Durante la apertura de esta cumbre en la capital francesa, Sarkozy dijo que ésta era una oportunidad única de los principales actores en el desarrollo de las tecnologías de información y comunicación para encontrarse con los líderes estatales, “De esta manera podemos saber qué están haciendo… y ustedes pueden saber que pensamos”. Es obvio que la antesala del G8, cuyo tema es precisamente las nuevas tecnologías, está planeada para aumentar la regulación gubernamental sobre los contenidos en internet.
También señaló: “Necesitamos hablar con ustedes. Necesitamos comprender aquello en lo que ustedes son expertos, sus esperanzas… y ustedes tienen que saber nuestros límites y nuestras líneas rojas”. Sarkozy no está solo. Hace unos meses, la senadora Dianne Feinstein, miembro del Comité de Inteligencia del Senado de Estados Unidos, señaló que no vieron venir lo que estaba pasando en Egipto debido a la poca atención que le prestaron a Internet, pero ante la pregunta de un reportero sobre si se trataba de una “falla” de inteligencia advirtió: “Lo llamaría un gran despertar de la inteligencia… El material Open-source tiene que ser mucho más significativo en el análisis de inteligencia.”

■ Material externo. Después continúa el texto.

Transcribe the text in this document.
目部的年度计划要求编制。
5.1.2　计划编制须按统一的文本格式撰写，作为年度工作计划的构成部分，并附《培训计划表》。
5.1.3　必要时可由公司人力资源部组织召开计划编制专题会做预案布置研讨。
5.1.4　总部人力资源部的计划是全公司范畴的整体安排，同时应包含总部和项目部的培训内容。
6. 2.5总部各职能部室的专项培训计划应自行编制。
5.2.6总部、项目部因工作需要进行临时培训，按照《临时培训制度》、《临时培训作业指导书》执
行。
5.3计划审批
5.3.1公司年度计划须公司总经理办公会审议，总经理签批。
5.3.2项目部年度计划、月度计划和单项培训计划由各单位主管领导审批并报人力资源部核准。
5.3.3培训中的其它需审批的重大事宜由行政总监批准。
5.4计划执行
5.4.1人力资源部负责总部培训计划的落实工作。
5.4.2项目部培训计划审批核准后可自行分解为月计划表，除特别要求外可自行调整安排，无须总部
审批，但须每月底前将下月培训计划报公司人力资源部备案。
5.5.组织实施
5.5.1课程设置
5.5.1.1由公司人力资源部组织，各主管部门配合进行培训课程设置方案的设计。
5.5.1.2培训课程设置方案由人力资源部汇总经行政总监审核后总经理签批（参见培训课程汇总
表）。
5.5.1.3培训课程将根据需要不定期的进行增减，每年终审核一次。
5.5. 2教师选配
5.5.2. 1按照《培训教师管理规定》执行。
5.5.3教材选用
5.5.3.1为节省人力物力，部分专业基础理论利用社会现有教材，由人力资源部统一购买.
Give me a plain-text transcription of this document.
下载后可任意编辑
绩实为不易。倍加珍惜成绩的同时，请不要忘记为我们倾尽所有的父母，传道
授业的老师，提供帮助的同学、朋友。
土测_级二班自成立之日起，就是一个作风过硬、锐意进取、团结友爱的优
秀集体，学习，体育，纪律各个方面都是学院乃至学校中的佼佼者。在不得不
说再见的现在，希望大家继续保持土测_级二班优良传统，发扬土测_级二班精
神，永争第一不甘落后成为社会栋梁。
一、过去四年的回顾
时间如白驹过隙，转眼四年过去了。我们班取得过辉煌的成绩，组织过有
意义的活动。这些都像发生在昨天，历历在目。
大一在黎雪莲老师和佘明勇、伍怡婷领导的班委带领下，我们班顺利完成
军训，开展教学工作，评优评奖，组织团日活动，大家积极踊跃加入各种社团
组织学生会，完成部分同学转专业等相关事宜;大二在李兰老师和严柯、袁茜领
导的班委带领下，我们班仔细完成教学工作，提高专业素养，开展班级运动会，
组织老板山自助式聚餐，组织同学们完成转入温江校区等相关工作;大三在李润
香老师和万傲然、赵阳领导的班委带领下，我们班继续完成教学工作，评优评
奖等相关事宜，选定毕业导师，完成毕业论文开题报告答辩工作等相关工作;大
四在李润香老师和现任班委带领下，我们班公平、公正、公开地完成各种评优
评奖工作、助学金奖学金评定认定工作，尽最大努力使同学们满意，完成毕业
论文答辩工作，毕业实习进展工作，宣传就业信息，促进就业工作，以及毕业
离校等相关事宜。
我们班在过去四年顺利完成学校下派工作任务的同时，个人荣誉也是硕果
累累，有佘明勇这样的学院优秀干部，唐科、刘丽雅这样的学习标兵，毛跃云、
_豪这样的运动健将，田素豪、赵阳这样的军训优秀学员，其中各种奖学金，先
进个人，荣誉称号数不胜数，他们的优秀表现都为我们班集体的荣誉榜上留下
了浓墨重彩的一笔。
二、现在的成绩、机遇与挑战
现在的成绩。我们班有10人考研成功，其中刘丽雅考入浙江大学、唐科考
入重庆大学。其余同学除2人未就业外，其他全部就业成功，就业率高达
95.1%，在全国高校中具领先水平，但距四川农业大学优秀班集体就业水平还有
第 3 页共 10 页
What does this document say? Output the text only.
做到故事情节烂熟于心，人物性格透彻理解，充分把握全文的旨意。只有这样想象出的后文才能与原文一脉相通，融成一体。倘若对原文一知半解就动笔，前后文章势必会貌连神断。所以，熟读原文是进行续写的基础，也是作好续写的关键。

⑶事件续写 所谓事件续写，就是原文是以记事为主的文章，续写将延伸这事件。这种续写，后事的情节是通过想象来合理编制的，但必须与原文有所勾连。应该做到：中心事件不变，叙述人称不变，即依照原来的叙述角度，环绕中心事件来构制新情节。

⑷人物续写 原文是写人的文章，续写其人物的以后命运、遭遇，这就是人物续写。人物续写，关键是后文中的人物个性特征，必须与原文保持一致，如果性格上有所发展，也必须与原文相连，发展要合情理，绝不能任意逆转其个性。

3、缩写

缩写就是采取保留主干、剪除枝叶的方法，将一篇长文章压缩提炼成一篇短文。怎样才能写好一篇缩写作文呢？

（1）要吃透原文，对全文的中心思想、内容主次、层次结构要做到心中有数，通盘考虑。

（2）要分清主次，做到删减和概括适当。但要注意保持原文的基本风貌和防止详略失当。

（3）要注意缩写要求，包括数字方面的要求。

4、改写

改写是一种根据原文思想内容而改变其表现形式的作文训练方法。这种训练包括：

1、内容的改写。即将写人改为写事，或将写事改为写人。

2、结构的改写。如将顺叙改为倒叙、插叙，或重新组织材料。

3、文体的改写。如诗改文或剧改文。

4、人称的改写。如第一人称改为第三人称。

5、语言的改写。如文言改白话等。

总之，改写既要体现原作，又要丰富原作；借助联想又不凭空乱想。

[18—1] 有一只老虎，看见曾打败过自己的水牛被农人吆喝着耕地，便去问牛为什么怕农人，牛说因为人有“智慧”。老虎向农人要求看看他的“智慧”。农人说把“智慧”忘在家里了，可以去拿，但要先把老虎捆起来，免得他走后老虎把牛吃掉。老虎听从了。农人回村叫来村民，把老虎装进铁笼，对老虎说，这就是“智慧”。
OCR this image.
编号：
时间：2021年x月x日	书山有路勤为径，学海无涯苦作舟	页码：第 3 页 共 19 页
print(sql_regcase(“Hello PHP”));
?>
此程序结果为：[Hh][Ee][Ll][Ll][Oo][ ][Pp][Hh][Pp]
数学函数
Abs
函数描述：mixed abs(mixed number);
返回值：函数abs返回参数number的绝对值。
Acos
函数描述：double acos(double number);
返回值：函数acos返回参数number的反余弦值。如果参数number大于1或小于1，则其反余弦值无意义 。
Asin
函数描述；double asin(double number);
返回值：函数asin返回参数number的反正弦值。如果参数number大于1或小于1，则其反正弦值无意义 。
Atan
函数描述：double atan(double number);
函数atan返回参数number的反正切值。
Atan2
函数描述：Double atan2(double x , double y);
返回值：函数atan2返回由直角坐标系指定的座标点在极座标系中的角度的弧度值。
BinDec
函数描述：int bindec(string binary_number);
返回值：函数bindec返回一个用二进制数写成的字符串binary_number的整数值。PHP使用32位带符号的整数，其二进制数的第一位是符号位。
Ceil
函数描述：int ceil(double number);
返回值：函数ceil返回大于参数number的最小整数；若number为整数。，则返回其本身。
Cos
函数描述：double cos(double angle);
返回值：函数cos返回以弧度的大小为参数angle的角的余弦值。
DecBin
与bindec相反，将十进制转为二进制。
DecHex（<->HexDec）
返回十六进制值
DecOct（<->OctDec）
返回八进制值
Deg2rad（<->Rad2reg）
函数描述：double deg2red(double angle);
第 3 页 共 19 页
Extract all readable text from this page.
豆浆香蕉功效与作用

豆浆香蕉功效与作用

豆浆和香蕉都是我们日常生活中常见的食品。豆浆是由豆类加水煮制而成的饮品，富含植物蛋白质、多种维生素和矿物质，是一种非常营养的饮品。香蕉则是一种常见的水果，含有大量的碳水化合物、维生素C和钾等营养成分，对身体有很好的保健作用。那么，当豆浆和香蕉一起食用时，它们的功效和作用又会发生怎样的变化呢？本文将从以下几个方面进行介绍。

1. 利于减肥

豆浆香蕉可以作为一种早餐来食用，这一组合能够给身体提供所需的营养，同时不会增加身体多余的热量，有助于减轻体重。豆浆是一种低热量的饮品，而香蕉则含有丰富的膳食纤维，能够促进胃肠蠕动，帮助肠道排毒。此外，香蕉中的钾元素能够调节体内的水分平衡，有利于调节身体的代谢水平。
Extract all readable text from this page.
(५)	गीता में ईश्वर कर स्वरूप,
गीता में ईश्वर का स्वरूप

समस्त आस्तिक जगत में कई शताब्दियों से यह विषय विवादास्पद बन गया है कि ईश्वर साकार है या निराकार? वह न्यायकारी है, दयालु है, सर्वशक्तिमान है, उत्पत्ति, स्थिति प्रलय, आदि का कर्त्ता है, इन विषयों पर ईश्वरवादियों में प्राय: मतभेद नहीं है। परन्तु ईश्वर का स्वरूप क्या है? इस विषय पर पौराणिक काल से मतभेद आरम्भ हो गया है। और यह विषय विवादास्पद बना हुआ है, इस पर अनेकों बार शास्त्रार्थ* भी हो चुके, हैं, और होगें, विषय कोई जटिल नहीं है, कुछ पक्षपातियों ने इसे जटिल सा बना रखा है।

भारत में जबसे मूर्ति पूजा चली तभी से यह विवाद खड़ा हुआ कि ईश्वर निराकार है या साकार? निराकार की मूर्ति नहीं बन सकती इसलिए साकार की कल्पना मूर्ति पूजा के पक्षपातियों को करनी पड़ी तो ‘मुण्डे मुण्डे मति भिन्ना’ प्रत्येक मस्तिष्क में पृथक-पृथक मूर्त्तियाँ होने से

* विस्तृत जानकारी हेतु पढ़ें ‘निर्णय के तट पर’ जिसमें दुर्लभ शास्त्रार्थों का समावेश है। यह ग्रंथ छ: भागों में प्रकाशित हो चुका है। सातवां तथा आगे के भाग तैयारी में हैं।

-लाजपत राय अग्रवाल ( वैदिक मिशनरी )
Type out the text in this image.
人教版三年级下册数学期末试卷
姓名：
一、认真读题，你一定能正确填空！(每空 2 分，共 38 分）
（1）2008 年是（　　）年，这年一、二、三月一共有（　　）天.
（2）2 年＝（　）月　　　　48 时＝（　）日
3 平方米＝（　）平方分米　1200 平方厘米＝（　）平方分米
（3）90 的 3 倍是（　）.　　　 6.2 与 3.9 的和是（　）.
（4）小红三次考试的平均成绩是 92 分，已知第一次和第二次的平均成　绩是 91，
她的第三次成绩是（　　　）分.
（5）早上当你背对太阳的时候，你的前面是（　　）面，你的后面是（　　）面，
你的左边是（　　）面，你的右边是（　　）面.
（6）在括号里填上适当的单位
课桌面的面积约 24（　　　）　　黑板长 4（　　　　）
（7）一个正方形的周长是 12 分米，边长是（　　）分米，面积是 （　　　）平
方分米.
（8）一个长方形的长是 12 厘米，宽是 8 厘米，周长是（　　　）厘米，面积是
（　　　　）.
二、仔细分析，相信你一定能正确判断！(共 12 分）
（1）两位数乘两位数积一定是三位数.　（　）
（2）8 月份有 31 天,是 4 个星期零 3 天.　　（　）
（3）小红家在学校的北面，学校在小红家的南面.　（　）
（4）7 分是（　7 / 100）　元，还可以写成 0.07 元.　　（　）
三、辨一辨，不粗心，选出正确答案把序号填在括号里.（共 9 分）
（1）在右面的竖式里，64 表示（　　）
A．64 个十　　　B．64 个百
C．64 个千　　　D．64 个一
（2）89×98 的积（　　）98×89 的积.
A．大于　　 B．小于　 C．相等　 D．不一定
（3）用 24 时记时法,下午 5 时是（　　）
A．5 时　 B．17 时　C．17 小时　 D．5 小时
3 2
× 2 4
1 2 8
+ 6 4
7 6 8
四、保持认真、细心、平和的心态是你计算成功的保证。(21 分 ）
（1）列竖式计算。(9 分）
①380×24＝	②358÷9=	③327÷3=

Si es que millones de jóvenes comunicándose por Twitter o Facebook no estaban aún en el radar del autoritarismo disfrazado de democracia, ahora ya lo están. La prohibición de estas herramientas durante los levantamientos en Libia, Bahréin o Yemen habla del pánico que provoca la libertad “excesiva” en internet a nuestros gobernantes. Si bien los medios electrónicos no pudieron provocar por sí solos los movimientos en Medio Oriente y el norte de África, no quiere decir que no hayan sido una herramienta importantísima. Estos son aun movimientos de la gente, de los jóvenes, no de Twitter, ni siquiera de Al Jazeera, aunque, de no haberlos tenido, hoy Túnez sería otro Siria y Egipto otro Libia.
Al calor de las manifestaciones en el mundo árabe y los masivos crackdowns de la red global, Hilary Clinton salió a decir que cualquier intento por reprimir la libertad en internet “fracasará”. Puede ser que ya hayan encontrado el modo. El e-G8 no es más que el primer paso hacia la censura de las iniciativas ciudadanas que encuentran en internet la primera plataforma realmente libre de expresión. Es por esto que Sarkozy ha sentenciado que el internet no puede convertirse en un “Universo paralelo” o un remplazo de la democracia tradicional: “Los gobiernos son los defensores legítimos de nuestras sociedades, no olviden eso… Tenemos que asegurarnos de que el universo del que ustedes son responsables no sea un universo paralelo fuera de las leyes y la moral.”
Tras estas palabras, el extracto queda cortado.